Cerebral amyloid angiopathy (CAA) is defined as the deposition of ß-amyloid in the walls of cortical and leptomeningeal blood vessels. The most important clinical presentation of CAA is lobar intracerebral hemorrhage (ICH), and cerebral microbleeds (MBs) are a common magnetic resonance imaging feature of CAA. ICH can be often multiple.[12]

Identifying CAA as a cause of ICH is challenging. CAA as a cause of ICH often goes undiagnosed and is frequently overlooked.[1] CAA can be clinically suspected in normotensive patients with headache, vomiting, seizures, decreased of consciousness, dementia, recurrent TIA and/or ischemic stroke and/or hemorrhagic stroke.
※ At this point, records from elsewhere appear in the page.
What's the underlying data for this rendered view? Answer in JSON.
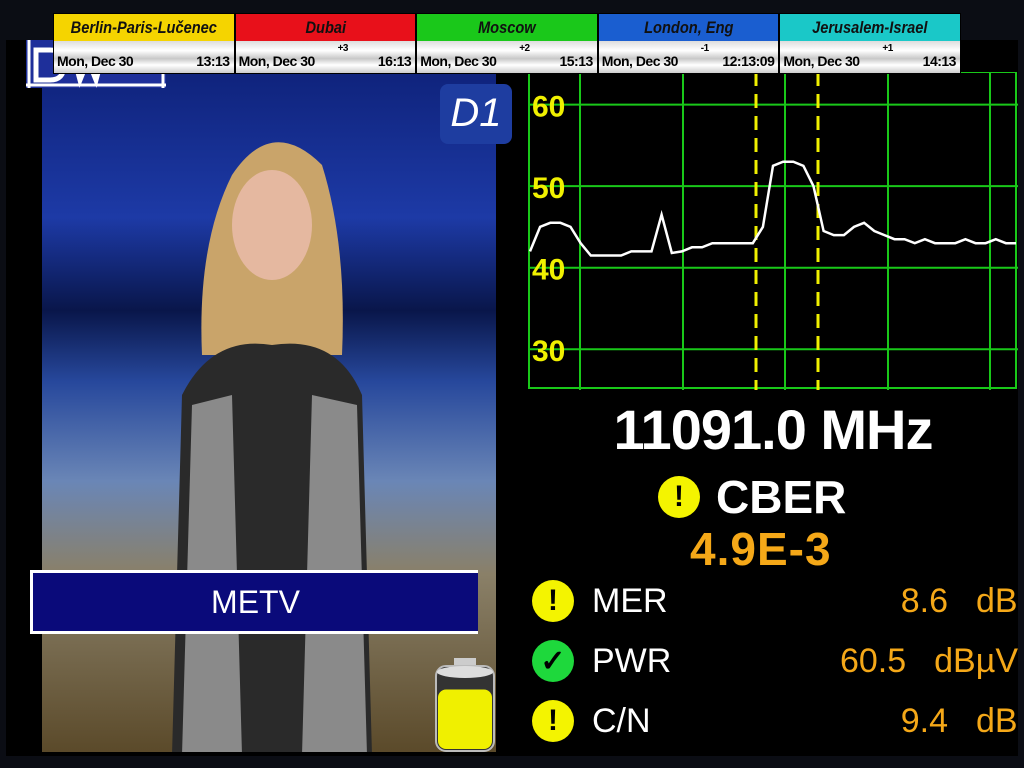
{
  "clocks": [
    {
      "city": "Berlin-Paris-Lučenec",
      "date": "Mon, Dec 30",
      "offset": "",
      "time": "13:13",
      "color": "#f5d400"
    },
    {
      "city": "Dubai",
      "date": "Mon, Dec 30",
      "offset": "+3",
      "time": "16:13",
      "color": "#e8101a"
    },
    {
      "city": "Moscow",
      "date": "Mon, Dec 30",
      "offset": "+2",
      "time": "15:13",
      "color": "#1ac81a"
    },
    {
      "city": "London, Eng",
      "date": "Mon, Dec 30",
      "offset": "-1",
      "time": "12:13:09",
      "color": "#1a5ed0"
    },
    {
      "city": "Jerusalem-Israel",
      "date": "Mon, Dec 30",
      "offset": "+1",
      "time": "14:13",
      "color": "#1ac8c8"
    }
  ],
  "video": {
    "channel_name": "METV",
    "logo_left": "DW",
    "logo_right": "D1"
  },
  "battery": {
    "level_percent": 70,
    "color": "#f0f000"
  },
  "spectrum": {
    "type": "line",
    "yticks": [
      60,
      50,
      40,
      30
    ],
    "ylim": [
      25,
      64
    ],
    "grid": true,
    "line_color": "#ffffff",
    "grid_color": "#19c819",
    "marker_color": "#f0f000",
    "levels": [
      42,
      45,
      45.5,
      45.5,
      45,
      43,
      41.5,
      41.5,
      41.5,
      41.5,
      42,
      42,
      42,
      46.5,
      41.8,
      42,
      42.5,
      42.5,
      43,
      43,
      43,
      43,
      43,
      45,
      52.5,
      53,
      53,
      52.5,
      50,
      44.5,
      44,
      44,
      45,
      45.5,
      44.5,
      44,
      43.5,
      43.5,
      43,
      43.5,
      43,
      43,
      43,
      43.5,
      43,
      43,
      43.5,
      43,
      43
    ]
  },
  "frequency": "11091.0 MHz",
  "cber": {
    "label": "CBER",
    "value": "4.9E-3",
    "status": "warning"
  },
  "measurements": [
    {
      "name": "MER",
      "value": "8.6",
      "unit": "dB",
      "status": "warning"
    },
    {
      "name": "PWR",
      "value": "60.5",
      "unit": "dBµV",
      "status": "ok"
    },
    {
      "name": "C/N",
      "value": "9.4",
      "unit": "dB",
      "status": "warning"
    }
  ]
}
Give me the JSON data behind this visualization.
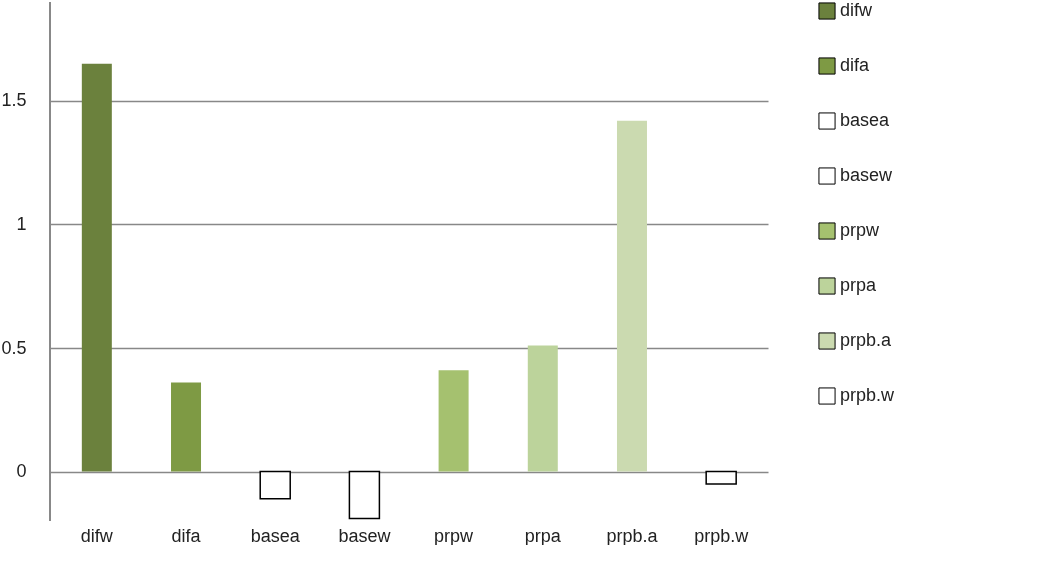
{
  "chart_data": {
    "type": "bar",
    "categories": [
      "difw",
      "difa",
      "basea",
      "basew",
      "prpw",
      "prpa",
      "prpb.a",
      "prpb.w"
    ],
    "series": [
      {
        "name": "difw",
        "color": "#6b813d",
        "values": [
          1.65,
          null,
          null,
          null,
          null,
          null,
          null,
          null
        ]
      },
      {
        "name": "difa",
        "color": "#7e9a44",
        "values": [
          null,
          0.36,
          null,
          null,
          null,
          null,
          null,
          null
        ]
      },
      {
        "name": "basea",
        "color": "#ffffff",
        "values": [
          null,
          null,
          -0.11,
          null,
          null,
          null,
          null,
          null
        ]
      },
      {
        "name": "basew",
        "color": "#ffffff",
        "values": [
          null,
          null,
          null,
          -0.19,
          null,
          null,
          null,
          null
        ]
      },
      {
        "name": "prpw",
        "color": "#a5c16f",
        "values": [
          null,
          null,
          null,
          null,
          0.41,
          null,
          null,
          null
        ]
      },
      {
        "name": "prpa",
        "color": "#bcd39b",
        "values": [
          null,
          null,
          null,
          null,
          null,
          0.51,
          null,
          null
        ]
      },
      {
        "name": "prpb.a",
        "color": "#cbdab0",
        "values": [
          null,
          null,
          null,
          null,
          null,
          null,
          1.42,
          null
        ]
      },
      {
        "name": "prpb.w",
        "color": "#ffffff",
        "values": [
          null,
          null,
          null,
          null,
          null,
          null,
          null,
          -0.05
        ]
      }
    ],
    "ylim": [
      -0.2,
      1.9
    ],
    "yticks": [
      0,
      0.5,
      1,
      1.5
    ],
    "grid": "y",
    "legend": "right"
  }
}
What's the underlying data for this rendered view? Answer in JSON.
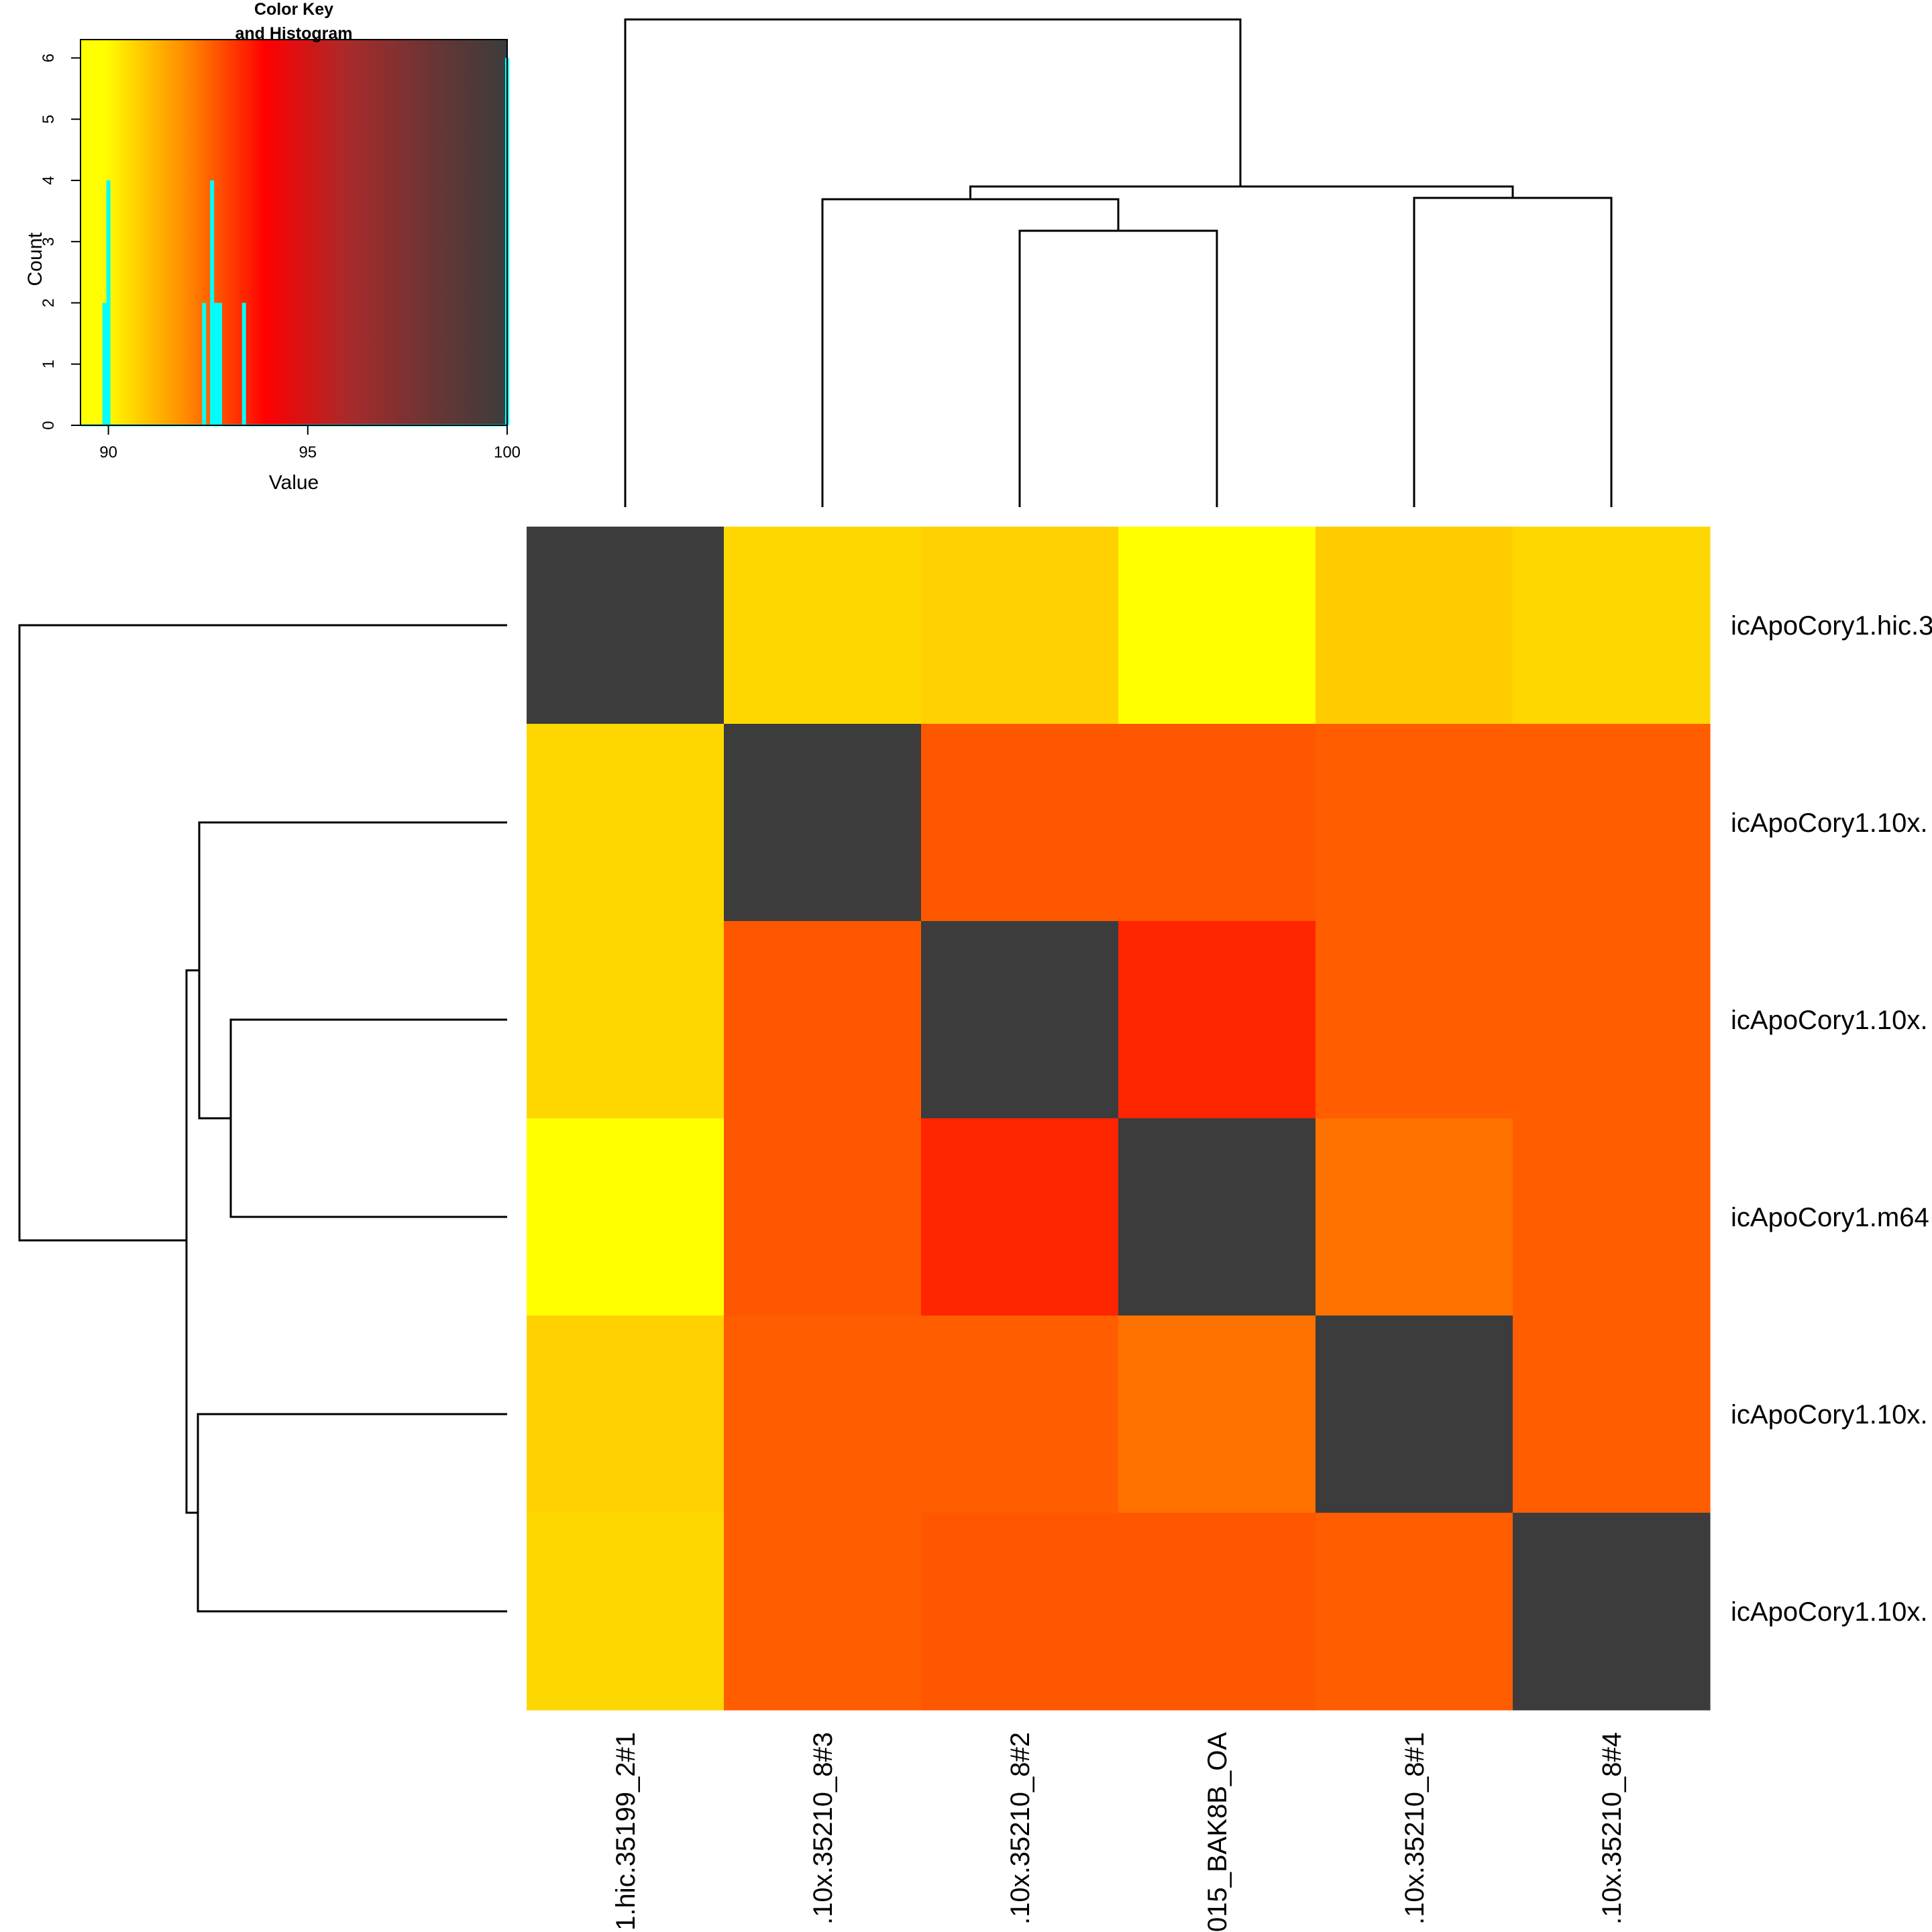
{
  "chart_data": [
    {
      "type": "heatmap",
      "title": "",
      "row_labels": [
        "icApoCory1.hic.3",
        "icApoCory1.10x.",
        "icApoCory1.10x.",
        "icApoCory1.m64",
        "icApoCory1.10x.",
        "icApoCory1.10x."
      ],
      "column_labels": [
        "1.hic.35199_2#1",
        ".10x.35210_8#3",
        ".10x.35210_8#2",
        "015_BAK8B_OA",
        ".10x.35210_8#1",
        ".10x.35210_8#4"
      ],
      "values": [
        [
          100,
          90.6,
          90.7,
          89.9,
          90.8,
          90.6
        ],
        [
          90.6,
          100,
          92.7,
          92.7,
          92.6,
          92.6
        ],
        [
          90.6,
          92.7,
          100,
          93.4,
          92.6,
          92.6
        ],
        [
          89.9,
          92.7,
          93.4,
          100,
          92.3,
          92.6
        ],
        [
          90.7,
          92.6,
          92.6,
          92.3,
          100,
          92.6
        ],
        [
          90.6,
          92.6,
          92.7,
          92.7,
          92.6,
          100
        ]
      ],
      "color_scale": {
        "min": 89.9,
        "max": 100,
        "colors": [
          "#ffff00",
          "#ff8c00",
          "#ff0000",
          "#aa2a2a",
          "#6e3434",
          "#3c3c3c"
        ]
      },
      "row_dendrogram": "present (left)",
      "column_dendrogram": "present (top)"
    },
    {
      "type": "bar",
      "title": "Color Key\nand Histogram",
      "xlabel": "Value",
      "ylabel": "Count",
      "xlim": [
        89.3,
        100
      ],
      "ylim": [
        0,
        6.3
      ],
      "x_ticks": [
        90,
        95,
        100
      ],
      "y_ticks": [
        0,
        1,
        2,
        3,
        4,
        5,
        6
      ],
      "histogram_color": "#00ffff",
      "bins": [
        {
          "value": 89.9,
          "count": 2
        },
        {
          "value": 90.0,
          "count": 4
        },
        {
          "value": 92.4,
          "count": 2
        },
        {
          "value": 92.6,
          "count": 4
        },
        {
          "value": 92.7,
          "count": 2
        },
        {
          "value": 92.8,
          "count": 2
        },
        {
          "value": 93.4,
          "count": 2
        },
        {
          "value": 100.0,
          "count": 6
        }
      ]
    }
  ]
}
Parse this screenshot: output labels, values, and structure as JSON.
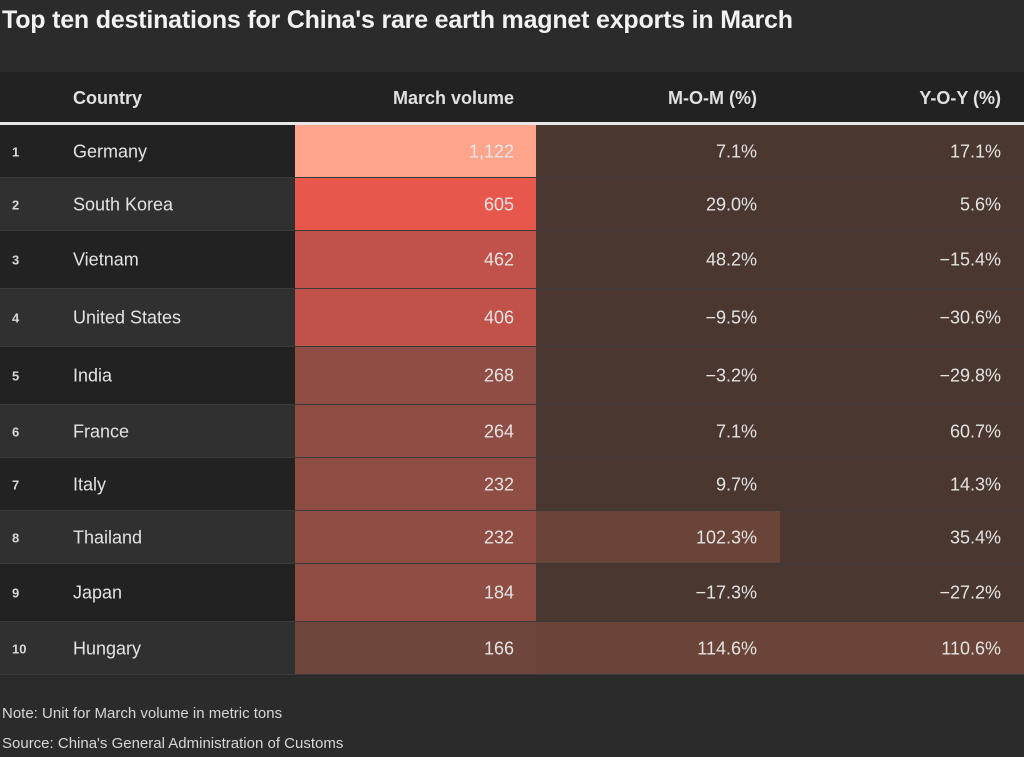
{
  "title": "Top ten destinations for China's rare earth magnet exports in March",
  "columns": {
    "rank": "",
    "country": "Country",
    "volume": "March volume",
    "mom": "M-O-M (%)",
    "yoy": "Y-O-Y (%)"
  },
  "colors": {
    "background": "#2b2b2b",
    "header_bar": "#222222",
    "vol_max": "#ffa58c",
    "vol_high": "#e8574b",
    "vol_mid": "#c0524a",
    "vol_low": "#8f4d43",
    "pct_base": "#4a3830",
    "pct_mid": "#6a4439"
  },
  "chart_data": {
    "type": "table",
    "rows": [
      {
        "rank": "1",
        "country": "Germany",
        "volume": "1,122",
        "mom": "7.1%",
        "yoy": "17.1%"
      },
      {
        "rank": "2",
        "country": "South Korea",
        "volume": "605",
        "mom": "29.0%",
        "yoy": "5.6%"
      },
      {
        "rank": "3",
        "country": "Vietnam",
        "volume": "462",
        "mom": "48.2%",
        "yoy": "−15.4%"
      },
      {
        "rank": "4",
        "country": "United States",
        "volume": "406",
        "mom": "−9.5%",
        "yoy": "−30.6%"
      },
      {
        "rank": "5",
        "country": "India",
        "volume": "268",
        "mom": "−3.2%",
        "yoy": "−29.8%"
      },
      {
        "rank": "6",
        "country": "France",
        "volume": "264",
        "mom": "7.1%",
        "yoy": "60.7%"
      },
      {
        "rank": "7",
        "country": "Italy",
        "volume": "232",
        "mom": "9.7%",
        "yoy": "14.3%"
      },
      {
        "rank": "8",
        "country": "Thailand",
        "volume": "232",
        "mom": "102.3%",
        "yoy": "35.4%"
      },
      {
        "rank": "9",
        "country": "Japan",
        "volume": "184",
        "mom": "−17.3%",
        "yoy": "−27.2%"
      },
      {
        "rank": "10",
        "country": "Hungary",
        "volume": "166",
        "mom": "114.6%",
        "yoy": "110.6%"
      }
    ]
  },
  "footer": {
    "note": "Note: Unit for March volume in metric tons",
    "source": "Source: China's General Administration of Customs"
  }
}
We can diagnose CAA by autopsy and immunohistochemical methods as a definitive diagnosis of this disease. It is done after death or intravitally using brain biopsy or after neurosurgical brain resection if other disease is suspected.[3]

The diagnosis of CAA can be done using neuroimaging methods such as a CT brain scans, MR imaging with T2-weighted spin-echo sequences, gradient-echo (GRE) sequences (T2*-weighted gradient-echo MR), the susceptibility weighted imaging (SWI), positron emission tomography (PET) imaging with the ß-amyloid-binding compound Pittsburgh Compound B (PiB). MR spectroscopy can also be helpful.[124] Using neuroimaging methods we can observe often lobar multiple and recurrent hemorrhages, ischemic lesions, leukoaraiosis, and MBs.

The definite diagnosis of CAA can be made postmortem or after biopsy, but having newest neuroimaging methods we can more often make diagnosis of “probable CAA.”[35]

A set of clinical and neuropathological criteria has been proposed by the Boston group to diagnose the CAA as a definitive, probable with pathology, probable without pathology, and possible.[6] Recent developments of brain imaging techniques more often allows to diagnose the “probable CAA” and “possible CAA” using classic and modified Boston criteria for CAA-related hemorrhage.[2]

I would like to emphasize the role of superficial siderosis (SS) in the diagnosis of CAA. Recently, SS has been described as a potential magnetic resonance marker of CAA.[17] CAA may also be associated with evidence of hemosiderin deposition similar to that seen in SS. Superficial cortical hemosiderosis and subarachnoid hemosiderosis are potentially useful new MR imaging criteria to facilitate the noninvasive diagnosis of CAA.[1] SS of the central nervous system results from hemosiderin deposition in subpial layers of the brain. The hemosidrin deposition is a consequence of recurrent and persistent bleeding into the subarachnoid space.[8] Commonly performed investigations during the work-up of SS include MR imaging of the brain and spine, CT myelography, MR angiography, and cerebrospinal angiography. Brain MR imaging is the investigation of choice for the diagnosis of SS. MR imaging has shown that the hemosiderin deposition around the brain is the cause of characteristic hypointensity seen on T2-weighted MR imaging. Gradient-echo T2*-weighted MR images have even a higher sensitivity for hemosiderin deposition.[8]

We should be very cautions with patients suspected for CAA. It is a devastating brain disease with various clinical manifestations.